COMPUTER SCIENCE FUNDAMENTALS SERIES

Dynamic
Programming

Optimal substructure · Memoization · Tabulation ·
Knapsack · Edit distance · State transitions
Mid-level software engineer track  ·  20 slides
02

What Is Dynamic Programming?

Dynamic programming (DP) is an algorithmic paradigm that solves complex problems by breaking them into simpler overlapping subproblems, solving each once, and storing the result for reuse.

Optimal Substructure

An optimal solution to the problem contains optimal solutions to its subproblems. If you can express the answer in terms of answers to smaller instances of the same problem, the structure is present.

Example: shortest path from A to C via B = shortest(A→B) + shortest(B→C)

Overlapping Subproblems

The same subproblem is encountered many times during recursion. Naive recursion recomputes them exponentially; DP computes each exactly once.

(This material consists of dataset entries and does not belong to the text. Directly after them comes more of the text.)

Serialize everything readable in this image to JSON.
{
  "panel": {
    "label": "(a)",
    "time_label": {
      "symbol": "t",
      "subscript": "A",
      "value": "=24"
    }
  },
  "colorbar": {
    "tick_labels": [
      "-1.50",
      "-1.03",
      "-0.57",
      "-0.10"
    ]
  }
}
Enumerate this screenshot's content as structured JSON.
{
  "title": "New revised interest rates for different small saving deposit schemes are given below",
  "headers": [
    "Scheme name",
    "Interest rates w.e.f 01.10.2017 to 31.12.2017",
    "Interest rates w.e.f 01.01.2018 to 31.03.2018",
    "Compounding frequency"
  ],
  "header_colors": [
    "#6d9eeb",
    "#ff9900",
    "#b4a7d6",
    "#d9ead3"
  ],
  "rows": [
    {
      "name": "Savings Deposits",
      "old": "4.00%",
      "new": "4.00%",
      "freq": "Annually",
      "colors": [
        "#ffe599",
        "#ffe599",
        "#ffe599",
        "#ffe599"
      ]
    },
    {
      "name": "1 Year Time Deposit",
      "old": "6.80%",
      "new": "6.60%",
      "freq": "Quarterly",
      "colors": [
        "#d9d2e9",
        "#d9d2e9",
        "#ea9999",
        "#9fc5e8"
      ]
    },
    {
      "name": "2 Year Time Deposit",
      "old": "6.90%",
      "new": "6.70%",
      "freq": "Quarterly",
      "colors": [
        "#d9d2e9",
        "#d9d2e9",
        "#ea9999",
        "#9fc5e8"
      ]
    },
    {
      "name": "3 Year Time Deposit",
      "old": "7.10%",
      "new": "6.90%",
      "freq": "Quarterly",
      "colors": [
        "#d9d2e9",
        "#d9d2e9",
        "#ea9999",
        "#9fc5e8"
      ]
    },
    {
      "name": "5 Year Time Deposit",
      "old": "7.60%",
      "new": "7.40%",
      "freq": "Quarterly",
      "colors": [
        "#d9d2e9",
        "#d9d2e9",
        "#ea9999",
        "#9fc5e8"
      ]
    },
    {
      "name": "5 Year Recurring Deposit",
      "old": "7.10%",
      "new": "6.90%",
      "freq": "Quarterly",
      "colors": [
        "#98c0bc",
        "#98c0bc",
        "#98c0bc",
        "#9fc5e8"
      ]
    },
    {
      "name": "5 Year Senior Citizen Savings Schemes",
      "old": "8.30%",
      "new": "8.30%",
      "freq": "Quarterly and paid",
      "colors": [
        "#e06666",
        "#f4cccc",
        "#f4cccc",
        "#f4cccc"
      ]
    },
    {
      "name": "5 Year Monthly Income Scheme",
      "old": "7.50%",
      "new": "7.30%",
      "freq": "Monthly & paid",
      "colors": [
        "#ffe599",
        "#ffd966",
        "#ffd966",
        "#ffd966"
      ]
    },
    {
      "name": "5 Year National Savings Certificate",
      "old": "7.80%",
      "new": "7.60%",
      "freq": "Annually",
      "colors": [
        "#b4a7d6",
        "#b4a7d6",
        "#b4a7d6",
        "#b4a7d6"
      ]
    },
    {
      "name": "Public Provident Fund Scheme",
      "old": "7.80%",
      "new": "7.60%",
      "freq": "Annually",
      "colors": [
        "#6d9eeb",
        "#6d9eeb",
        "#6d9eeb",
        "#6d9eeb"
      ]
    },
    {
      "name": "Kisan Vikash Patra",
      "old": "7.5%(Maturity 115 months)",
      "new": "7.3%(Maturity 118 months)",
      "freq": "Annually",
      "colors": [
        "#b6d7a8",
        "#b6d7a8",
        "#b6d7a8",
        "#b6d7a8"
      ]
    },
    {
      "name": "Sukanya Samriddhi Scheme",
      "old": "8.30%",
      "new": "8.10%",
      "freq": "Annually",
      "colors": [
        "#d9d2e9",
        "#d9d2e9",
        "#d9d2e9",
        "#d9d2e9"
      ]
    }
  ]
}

Example: fib(5) calls fib(3) twice, fib(2) three times

When both properties hold — optimal substructure and overlapping subproblems — dynamic programming applies. Without overlap, divide-and-conquer suffices. Without optimal substructure, greedy or DP will not yield correct results.

03

Memoization vs Tabulation

Top-Down (Memoization)

  • Start from the original problem, recurse into subproblems
  • Cache results in a hash map or array on first computation
  • Return cached value on subsequent calls
  • Only solves subproblems that are actually needed
  • Uses the call stack — risk of stack overflow for deep recursion
memo = {}
def fib(n):
    if n <= 1: return n
    if n in memo: return memo[n]
    memo[n] = fib(n-1) + fib(n-2)
    return memo[n]

Bottom-Up (Tabulation)

  • Start from the smallest subproblems, build up iteratively
  • Fill a table (array) in a defined order
  • No recursion — no stack overflow risk
  • Solves all subproblems, even those not strictly needed
  • Often enables space optimisation (rolling arrays)
def fib(n):
    if n <= 1: return n
    dp = [0] * (n + 1)
    dp[1] = 1
    for i in range(2, n + 1):
        dp[i] = dp[i-1] + dp[i-2]
    return dp[n]

Rule of thumb: use top-down when the state space is sparse or hard to enumerate; use bottom-up when you need every subproblem and want to optimise space.

04

Fibonacci: The Introductory Example

Naive recursion — O(2n)

The recursion tree explodes exponentially. fib(40) makes over one billion calls.

def fib(n):
    if n <= 1: return n
    return fib(n-1) + fib(n-2)

Call tree for fib(5)

fib(5) fib(4) fib(3) fib(3) fib(2) fib(2) fib(1) fib(2) fib(1) Red nodes = duplicated subproblems

DP approach — O(n)

ApproachTimeSpace
Naive recursionO(2n)O(n) stack
MemoizationO(n)O(n)
TabulationO(n)O(n)
Space-optimisedO(n)O(1)

Space-optimised solution

def fib(n):
    if n <= 1: return n
    prev2, prev1 = 0, 1
    for _ in range(2, n + 1):
        prev2, prev1 = prev1, prev2 + prev1
    return prev1

Key insight: we only ever need the last two values — no need to store the entire table. This pattern generalises to many 1D DP problems.

05

The DP Recipe

A systematic approach to solving any DP problem:

1 Define the state — what variables uniquely describe a subproblem? dp[i], dp[i][j], dp[mask]
2 Write the recurrence — express dp[state] in terms of smaller states. This is the transition function.
3 Identify base cases — the smallest subproblems with known answers. dp[0] = 0, dp[0][0] = 1, etc.
4 Determine iteration order — ensure all dependencies are computed before the current state.
5 Extract the answer — locate the final state: dp[n], max(dp), or backtrack for the solution path.

Example: Climbing Stairs

You can climb 1 or 2 steps at a time. How many distinct ways to reach step n?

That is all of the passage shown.